I do not really want to point to any one single discovery. What really advances us is the flow of science as a whole and bioinformatics is one of the engines that keeps this flow going. As I see it, thinking in terms of breakthrough results is born out of our human desire to categorize and quantify things, but it doesn't really do the real scientific process justice.
What do you like to do in your free time?
Honestly, I feel like becoming a scientist means also that it becomes increasingly hard to cut clear lines between work time and free time. Is the time that I spent answering this question work or free time? So let me answer this by saying that when I am not sitting at my desk, I enjoy discussing over lunch, a beer, or coffee the scientific, political, societal, ecological (and what not) state of the world with my colleagues and friends who come from all corners of our planet and who often have very opposing opinions. Lately, I have also been reading quite a few French books, since after all it is useful to learn the language of the country in which you live. When I go on holidays, I usually try to go somewhere quiet to escape the busy Paris for a while. Unfortunately, the Alpes are a bit further away than they used to be during my time in Switzerland.

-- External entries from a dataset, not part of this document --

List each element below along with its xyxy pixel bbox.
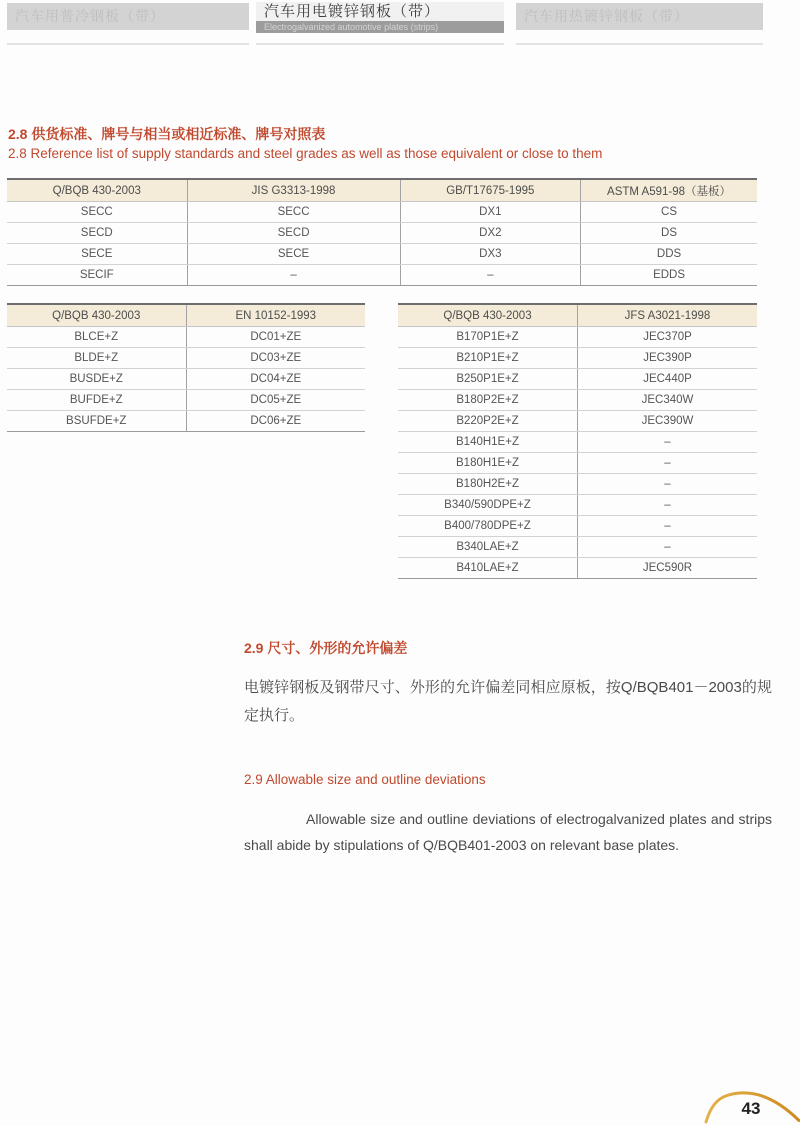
table-cell: DX3 <box>400 244 581 265</box>
table-cell: B400/780DPE+Z <box>398 516 578 537</box>
table-cell: B340LAE+Z <box>398 537 578 558</box>
table-cell: B180P2E+Z <box>398 390 578 411</box>
table-row <box>7 244 757 265</box>
section-2-8-title-zh: 2.8 供货标准、牌号与相当或相近标准、牌号对照表 <box>8 126 326 142</box>
table-cell: JEC370P <box>578 327 758 348</box>
table-row <box>7 265 757 286</box>
table-cell: BLDE+Z <box>7 348 186 369</box>
table-header-cell: JFS A3021-1998 <box>578 304 758 327</box>
section-2-8-title-en: 2.8 Reference list of supply standards and steel grades as well as those equivalent or close to them <box>8 146 603 161</box>
standards-table-en10152 <box>7 303 365 432</box>
page-number: 43 <box>741 1099 761 1118</box>
table-row <box>398 411 757 432</box>
table-header-cell: Q/BQB 430-2003 <box>7 179 187 202</box>
tab-electrogalvanized-subtitle: Electrogalvanized automotive plates (strips) <box>256 21 504 33</box>
table-cell: DDS <box>581 244 757 265</box>
section-2-9-body-en: Allowable size and outline deviations of electrogalvanized plates and strips shall abide by stipulations of Q/BQB401-2003 on relevant base plates. <box>244 811 772 853</box>
table-row <box>398 453 757 474</box>
table-header-cell: JIS G3313-1998 <box>187 179 400 202</box>
table-row <box>398 537 757 558</box>
table-cell: SECC <box>7 202 187 223</box>
table-cell: DX2 <box>400 223 581 244</box>
table-row <box>398 390 757 411</box>
table-cell: DC03+ZE <box>186 348 365 369</box>
tab-underline <box>256 43 504 45</box>
table-header-cell: GB/T17675-1995 <box>400 179 581 202</box>
table-row <box>398 495 757 516</box>
table-cell: SECE <box>187 244 400 265</box>
section-2-9-en <box>244 770 772 858</box>
table-cell: B180H1E+Z <box>398 453 578 474</box>
table-header-cell: Q/BQB 430-2003 <box>7 304 186 327</box>
tab-underline <box>516 43 763 45</box>
table-row <box>398 516 757 537</box>
table-cell: – <box>578 432 758 453</box>
table-cell: B170P1E+Z <box>398 327 578 348</box>
section-2-9-zh <box>244 638 772 730</box>
table-cell: JEC390W <box>578 411 758 432</box>
table-cell: EDDS <box>581 265 757 286</box>
standards-comparison-table-2 <box>7 303 365 432</box>
table-row <box>398 369 757 390</box>
table-cell: SECD <box>187 223 400 244</box>
table-cell: DC06+ZE <box>186 411 365 432</box>
table-row <box>7 411 365 432</box>
table-cell: B250P1E+Z <box>398 369 578 390</box>
table-cell: DC04+ZE <box>186 369 365 390</box>
table-cell: SECE <box>7 244 187 265</box>
table-cell: JEC440P <box>578 369 758 390</box>
table-cell: SECD <box>7 223 187 244</box>
table-row <box>398 558 757 579</box>
tab-electrogalvanized-plates <box>256 2 504 33</box>
table-cell: B180H2E+Z <box>398 474 578 495</box>
table-row <box>7 202 757 223</box>
table-cell: DX1 <box>400 202 581 223</box>
tab-cold-rolled-plates: 汽车用普冷钢板（带） <box>7 3 249 30</box>
table-header-cell: ASTM A591-98（基板） <box>581 179 757 202</box>
table-header-row <box>7 304 365 327</box>
section-2-9-title-en: 2.9 Allowable size and outline deviations <box>244 772 486 787</box>
table-cell: JEC390P <box>578 348 758 369</box>
standards-table-jis-gb-astm <box>7 178 757 286</box>
table-cell: SECIF <box>7 265 187 286</box>
table-cell: BUFDE+Z <box>7 390 186 411</box>
table-cell: – <box>578 537 758 558</box>
section-2-9-title-zh: 2.9 尺寸、外形的允许偏差 <box>244 640 408 656</box>
table-cell: DS <box>581 223 757 244</box>
table-cell: – <box>187 265 400 286</box>
table-cell: CS <box>581 202 757 223</box>
standards-table-jfs <box>398 303 757 579</box>
table-cell: – <box>400 265 581 286</box>
tab-underline <box>7 43 249 45</box>
table-cell: – <box>578 516 758 537</box>
table-cell: SECC <box>187 202 400 223</box>
table-header-row <box>398 304 757 327</box>
tab-electrogalvanized-label: 汽车用电镀锌钢板（带） <box>256 2 504 21</box>
table-row <box>7 369 365 390</box>
table-cell: DC01+ZE <box>186 327 365 348</box>
table-cell: JEC590R <box>578 558 758 579</box>
table-row <box>398 474 757 495</box>
section-2-9-body-zh: 电镀锌钢板及钢带尺寸、外形的允许偏差同相应原板，按Q/BQB401－2003的规定执行。 <box>244 679 772 724</box>
table-cell: JEC340W <box>578 390 758 411</box>
table-cell: – <box>578 453 758 474</box>
table-row <box>7 390 365 411</box>
table-row <box>398 432 757 453</box>
standards-comparison-table-1 <box>7 178 757 286</box>
tab-hot-dip-galvanized-plates: 汽车用热镀锌钢板（带） <box>516 3 763 30</box>
table-row <box>398 327 757 348</box>
table-cell: B220P2E+Z <box>398 411 578 432</box>
table-row <box>7 348 365 369</box>
table-cell: BLCE+Z <box>7 327 186 348</box>
table-header-row <box>7 179 757 202</box>
table-cell: B340/590DPE+Z <box>398 495 578 516</box>
table-header-cell: EN 10152-1993 <box>186 304 365 327</box>
table-cell: B140H1E+Z <box>398 432 578 453</box>
table-row <box>398 348 757 369</box>
table-cell: – <box>578 474 758 495</box>
standards-comparison-table-3 <box>398 303 757 579</box>
table-header-cell: Q/BQB 430-2003 <box>398 304 578 327</box>
table-cell: B410LAE+Z <box>398 558 578 579</box>
table-row <box>7 327 365 348</box>
table-cell: DC05+ZE <box>186 390 365 411</box>
table-cell: B210P1E+Z <box>398 348 578 369</box>
table-cell: – <box>578 495 758 516</box>
table-cell: BSUFDE+Z <box>7 411 186 432</box>
table-cell: BUSDE+Z <box>7 369 186 390</box>
table-row <box>7 223 757 244</box>
section-2-8-heading <box>8 124 768 164</box>
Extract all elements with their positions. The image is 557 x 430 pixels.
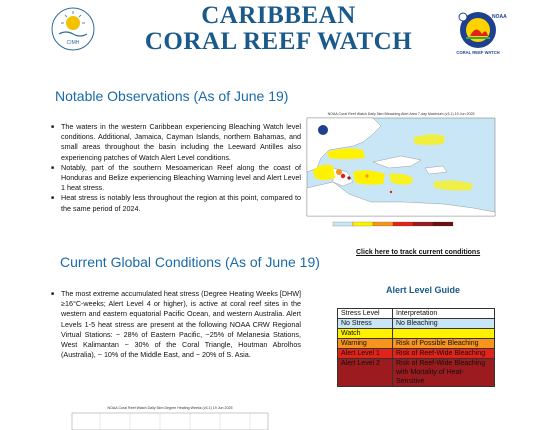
svg-text:CIMH: CIMH — [66, 40, 80, 46]
interp-cell: Risk of Reef-Wide Bleaching with Mortality of Heat-Sensitive — [393, 359, 495, 387]
table-row — [338, 329, 495, 339]
notable-bullet: ■ The waters in the western Caribbean experiencing Bleaching Watch level conditions. Additional, Jamaica, Cayman Islands, northern Bahamas, and small areas throughout the basin including the Leeward Antilles also experiencing patches of Watch Alert Level conditions. — [51, 122, 301, 163]
level-cell: Watch — [338, 329, 393, 339]
table-row — [338, 359, 495, 387]
table-row — [338, 339, 495, 349]
level-cell: No Stress — [338, 319, 393, 329]
table-header-row — [338, 309, 495, 319]
dhw-map — [70, 406, 270, 430]
table-row — [338, 349, 495, 359]
track-conditions-link[interactable]: Click here to track current conditions — [356, 249, 481, 256]
svg-text:NOAA: NOAA — [492, 14, 507, 20]
level-cell: Warning — [338, 339, 393, 349]
alert-level-table — [337, 308, 495, 387]
table-row — [338, 319, 495, 329]
title-line-1: CARIBBEAN — [201, 2, 356, 29]
global-bullet: ■ The most extreme accumulated heat stress (Degree Heating Weeks [DHW] ≥16°C-weeks; Alert Level 4 or higher), is active at coral reef sites in the western and eastern equatorial Pacific Ocean, and western Australia. Alert Levels 1-5 heat stress are present at the following NOAA CRW Regional Virtual Stations: ~ 28% of Eastern Pacific, ~25% of Melanesia Stations, West Kalimantan ~ 30% of the Coral Triangle, Houtman Abrolhos (Australia), ~ 10% of the Middle East, and ~ 20% of S. Asia. — [51, 289, 301, 360]
guide-title: Alert Level Guide — [386, 285, 461, 295]
interp-cell: Risk of Reef-Wide Bleaching — [393, 349, 495, 359]
header-cell: Stress Level — [338, 309, 393, 319]
notable-bullet: ■ Heat stress is notably less throughout the region at this point, compared to the same period of 2024. — [51, 193, 301, 213]
level-cell: Alert Level 1 — [338, 349, 393, 359]
dhw-caption: NOAA Coral Reef Watch Daily 5km Degree Heating Weeks (v3.1) 19 Jun 2025 — [107, 406, 233, 410]
interp-cell: No Bleaching — [393, 319, 495, 329]
interp-cell: Risk of Possible Bleaching — [393, 339, 495, 349]
global-heading: Current Global Conditions (As of June 19) — [60, 254, 320, 270]
title-line-2: CORAL REEF WATCH — [144, 28, 413, 55]
level-cell: Alert Level 2 — [338, 359, 393, 387]
svg-text:CORAL REEF WATCH: CORAL REEF WATCH — [456, 50, 500, 55]
notable-heading: Notable Observations (As of June 19) — [55, 88, 289, 104]
header-cell: Interpretation — [393, 309, 495, 319]
notable-list — [51, 122, 301, 214]
map-caption: NOAA Coral Reef Watch Daily 5km Bleaching Alert Area 7-day Maximum (v3.1) 19 Jun 2025 — [327, 112, 475, 116]
global-list — [51, 289, 301, 360]
interp-cell — [393, 329, 495, 339]
alert-map — [303, 112, 499, 237]
notable-bullet: ■ Notably, part of the southern Mesoamerican Reef along the coast of Honduras and Belize experiencing Bleaching Warning level and Alert Level 1 heat stress. — [51, 163, 301, 194]
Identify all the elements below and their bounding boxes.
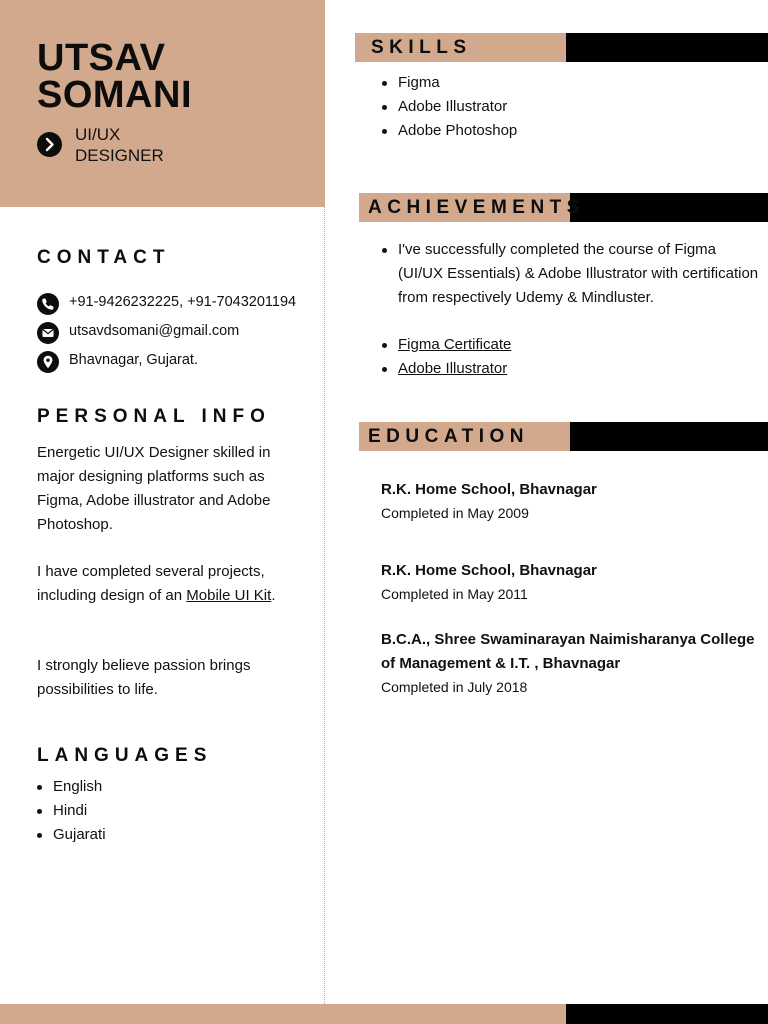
skills-band-dark <box>566 33 768 62</box>
education-entry <box>381 628 766 698</box>
school-name: R.K. Home School, Bhavnagar <box>381 562 597 579</box>
education-entry <box>381 559 766 605</box>
education-heading: EDUCATION <box>368 426 530 447</box>
chevron-right-icon <box>37 132 62 157</box>
job-title-line2: DESIGNER <box>75 146 164 165</box>
achievements-heading: ACHIEVEMENTS <box>368 197 585 218</box>
contact-phone-text: +91-9426232225, +91-7043201194 <box>69 294 297 310</box>
list-item: Hindi <box>37 799 106 823</box>
list-item: Gujarati <box>37 823 106 847</box>
skills-heading: SKILLS <box>371 37 472 58</box>
achievements-band-dark <box>570 193 768 222</box>
column-divider <box>324 207 325 1004</box>
personal-info-paragraph-1: Energetic UI/UX Designer skilled in major designing platforms such as Figma, Adobe illustrator and Adobe Photoshop. <box>37 444 271 533</box>
personal-info-paragraph-2-text: I have completed several projects, including design of an <box>37 563 265 604</box>
education-entry <box>381 478 766 524</box>
email-icon <box>37 322 59 344</box>
adobe-illustrator-link[interactable] <box>382 357 511 381</box>
phone-icon <box>37 293 59 315</box>
languages-list <box>37 775 106 847</box>
personal-info-paragraph-3: I strongly believe passion brings possibilities to life. <box>37 657 251 698</box>
completion-date: Completed in May 2009 <box>381 505 529 521</box>
contact-location-text: Bhavnagar, Gujarat. <box>69 352 198 368</box>
job-title <box>75 124 275 166</box>
contact-email-text[interactable]: utsavdsomani@gmail.com <box>69 323 240 339</box>
footer-accent-bar <box>0 1004 566 1024</box>
achievements-text: I've successfully completed the course of Figma (UI/UX Essentials) & Adobe Illustrator with certification from respectively Udemy & Mindluster. <box>382 238 762 310</box>
list-item: Figma <box>382 71 517 95</box>
completion-date: Completed in May 2011 <box>381 586 528 602</box>
achievements-header-band <box>359 193 768 222</box>
last-name: SOMANI <box>37 74 192 116</box>
mobile-ui-kit-link[interactable]: Mobile UI Kit <box>186 587 272 604</box>
list-item: English <box>37 775 106 799</box>
languages-heading: LANGUAGES <box>37 745 213 766</box>
first-name: UTSAV <box>37 37 166 79</box>
list-item: Adobe Illustrator <box>382 95 517 119</box>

Any words for the future generation of bioinformaticians?
In science in general, and maybe in biology and bioinformatics in particular, there are always some topics that are very trendy. There is nothing wrong about a topic being trendy. There is usually a good reason for this, for bioinformatics it is often that a certain type of data is widely available and the need for methods to analyse such data increases. Yet, what we do sometimes forget is that experimental technologies are evolving at a mind-boggling speed. So when we develop methods, we should also take into consideration what kind of data will likely become available in the future since otherwise our methods are always lagging behind the needs of biology. And to go yet a step further, I think that analysing data is not the only job of a bioinformatician. We also need to contribute to figuring out what data would be required in the first place to allow us to resolve open biological questions. This implies that we should actively involve ourselves in the development of experimental technologies or at least ensure that we have very good communication channels with people working on these things.